Türkiye'nin en temel sorunu yargı bağımsızlığı, adalet, hak, hukuk arayışıdır. Daha 2 gün önce, 31 Mart'ta benim gibi onlar da yasal şartları yerine getirmişler, evraklarını tanzim etmişler, gitmişler Seçim Kurulu’na müracaat etmişler ve aday oldukları şehirlerden belediye başkanı olmuş 3 belediye başkanı idari kararla görevlerinden alındılar ve Kayyum atamak suretiyle belediyeler bugünkü iktidarın atamaları ile işbaşına gelmiş valilerin kontrolüne ve yönetimine verildi.

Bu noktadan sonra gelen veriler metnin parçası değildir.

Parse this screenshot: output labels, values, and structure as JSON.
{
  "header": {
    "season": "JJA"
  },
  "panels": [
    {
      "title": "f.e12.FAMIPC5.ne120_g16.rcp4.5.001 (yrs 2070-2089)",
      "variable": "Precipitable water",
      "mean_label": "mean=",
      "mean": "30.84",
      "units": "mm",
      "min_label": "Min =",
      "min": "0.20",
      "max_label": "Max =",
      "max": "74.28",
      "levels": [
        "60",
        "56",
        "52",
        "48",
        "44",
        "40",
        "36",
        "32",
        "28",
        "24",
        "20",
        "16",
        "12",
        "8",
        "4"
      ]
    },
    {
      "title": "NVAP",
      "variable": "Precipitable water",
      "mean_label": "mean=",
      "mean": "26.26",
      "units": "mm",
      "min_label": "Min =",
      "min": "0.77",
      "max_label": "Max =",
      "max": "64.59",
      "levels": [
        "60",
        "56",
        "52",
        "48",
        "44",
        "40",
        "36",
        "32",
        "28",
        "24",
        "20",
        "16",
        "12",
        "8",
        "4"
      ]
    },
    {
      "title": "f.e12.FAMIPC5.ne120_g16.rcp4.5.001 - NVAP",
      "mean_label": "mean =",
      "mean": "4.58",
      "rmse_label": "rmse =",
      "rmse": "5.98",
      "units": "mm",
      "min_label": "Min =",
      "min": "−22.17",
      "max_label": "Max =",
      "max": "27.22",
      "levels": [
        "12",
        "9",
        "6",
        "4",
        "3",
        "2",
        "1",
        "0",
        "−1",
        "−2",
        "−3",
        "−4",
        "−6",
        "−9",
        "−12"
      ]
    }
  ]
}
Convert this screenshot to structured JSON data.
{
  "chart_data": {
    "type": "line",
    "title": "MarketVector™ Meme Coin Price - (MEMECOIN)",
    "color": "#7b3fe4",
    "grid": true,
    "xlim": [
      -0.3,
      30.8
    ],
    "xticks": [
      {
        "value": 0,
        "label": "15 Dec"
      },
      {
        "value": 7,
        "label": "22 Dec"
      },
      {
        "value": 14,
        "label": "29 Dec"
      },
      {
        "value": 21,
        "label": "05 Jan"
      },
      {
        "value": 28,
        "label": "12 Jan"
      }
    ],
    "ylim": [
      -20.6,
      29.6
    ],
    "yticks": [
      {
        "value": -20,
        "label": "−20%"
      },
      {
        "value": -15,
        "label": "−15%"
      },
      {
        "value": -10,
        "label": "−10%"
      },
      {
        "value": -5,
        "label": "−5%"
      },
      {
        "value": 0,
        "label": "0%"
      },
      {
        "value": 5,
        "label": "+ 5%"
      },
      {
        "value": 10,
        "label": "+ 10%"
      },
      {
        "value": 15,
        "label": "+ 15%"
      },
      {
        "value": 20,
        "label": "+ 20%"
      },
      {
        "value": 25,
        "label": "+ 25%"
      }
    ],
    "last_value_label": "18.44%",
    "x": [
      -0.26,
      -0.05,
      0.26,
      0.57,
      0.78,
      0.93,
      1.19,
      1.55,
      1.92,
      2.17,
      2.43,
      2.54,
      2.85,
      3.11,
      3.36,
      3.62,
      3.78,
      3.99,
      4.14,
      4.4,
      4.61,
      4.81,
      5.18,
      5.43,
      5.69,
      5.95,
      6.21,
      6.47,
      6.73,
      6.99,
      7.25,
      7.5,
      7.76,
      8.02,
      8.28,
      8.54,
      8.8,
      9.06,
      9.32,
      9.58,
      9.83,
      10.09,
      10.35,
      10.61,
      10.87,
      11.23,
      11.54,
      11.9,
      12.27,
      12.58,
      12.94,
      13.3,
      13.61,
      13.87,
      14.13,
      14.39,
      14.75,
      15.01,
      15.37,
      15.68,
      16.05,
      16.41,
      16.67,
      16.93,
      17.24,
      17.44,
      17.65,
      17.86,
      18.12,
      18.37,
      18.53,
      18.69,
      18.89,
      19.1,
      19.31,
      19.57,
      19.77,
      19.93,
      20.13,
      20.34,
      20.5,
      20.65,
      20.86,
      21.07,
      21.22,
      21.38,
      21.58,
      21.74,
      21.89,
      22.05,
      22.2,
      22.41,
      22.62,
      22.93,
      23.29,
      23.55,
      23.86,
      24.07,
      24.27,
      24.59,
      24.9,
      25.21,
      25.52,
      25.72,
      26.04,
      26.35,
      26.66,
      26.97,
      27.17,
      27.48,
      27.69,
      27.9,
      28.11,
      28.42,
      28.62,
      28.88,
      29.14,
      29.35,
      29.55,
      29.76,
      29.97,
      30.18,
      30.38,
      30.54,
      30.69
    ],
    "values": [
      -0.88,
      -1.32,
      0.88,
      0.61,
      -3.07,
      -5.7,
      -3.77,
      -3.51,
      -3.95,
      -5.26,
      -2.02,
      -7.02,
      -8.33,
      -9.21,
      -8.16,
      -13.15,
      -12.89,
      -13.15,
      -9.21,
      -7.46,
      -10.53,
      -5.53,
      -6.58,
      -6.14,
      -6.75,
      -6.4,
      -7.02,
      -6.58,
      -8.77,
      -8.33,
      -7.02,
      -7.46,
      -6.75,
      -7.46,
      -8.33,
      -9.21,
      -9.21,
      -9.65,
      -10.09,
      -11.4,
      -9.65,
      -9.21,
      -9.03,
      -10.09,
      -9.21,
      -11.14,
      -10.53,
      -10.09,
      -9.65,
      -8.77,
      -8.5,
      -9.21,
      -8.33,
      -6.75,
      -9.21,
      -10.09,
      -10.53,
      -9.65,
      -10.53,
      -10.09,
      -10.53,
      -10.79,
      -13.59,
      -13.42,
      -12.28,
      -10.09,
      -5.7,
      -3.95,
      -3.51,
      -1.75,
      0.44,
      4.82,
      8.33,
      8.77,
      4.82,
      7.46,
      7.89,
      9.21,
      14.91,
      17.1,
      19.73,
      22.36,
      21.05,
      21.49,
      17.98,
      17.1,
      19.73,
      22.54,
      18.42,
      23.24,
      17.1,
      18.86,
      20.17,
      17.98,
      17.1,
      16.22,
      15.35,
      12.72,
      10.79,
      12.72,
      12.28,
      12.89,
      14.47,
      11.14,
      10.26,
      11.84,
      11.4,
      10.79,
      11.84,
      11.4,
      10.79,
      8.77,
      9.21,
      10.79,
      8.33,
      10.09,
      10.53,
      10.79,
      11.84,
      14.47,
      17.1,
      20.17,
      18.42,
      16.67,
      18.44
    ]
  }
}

Ülkemiz terörden çok çekti, terörü lanetliyorum terör nereden gelirse gelsin hangi gerekçeyle yapılırsa yapılsın terörü lanetliyorum bir belediye başkanı olarak ama terör ile mücadele bahanesi ile Türkiye'de demokrasi suikastı yapanlara da buradan Mersin’den bir belediye başkanı olarak itiraz ediyorum. Demokrasiyi var edemezsek, demokrasiyi takip edemezsek güçlendiremezsek bütün diğer alanlar teferruat olarak kalır. Demokrasisi gelişmemiş hiçbir toplumda, hiçbir bölgede, hiçbir ülkede, ne ekonomiden ne sosyal hayattan ne kültürel faaliyetlerden ne sportif faaliyetlerden ne toplumsal bir refahtan ne de toplumsal Barıştan ve huzurdan bahsedemeyiz. Bu sebeple sadece görevimiz belediye başkanları olarak yol temizliği ile ilgilenmek, ağaç budama ile ilgilenmek değil demokrasiyi aklamak, demokrasiyi paklamak, demokrasiyi takip etmek olması lazım.” şeklinde konuştu.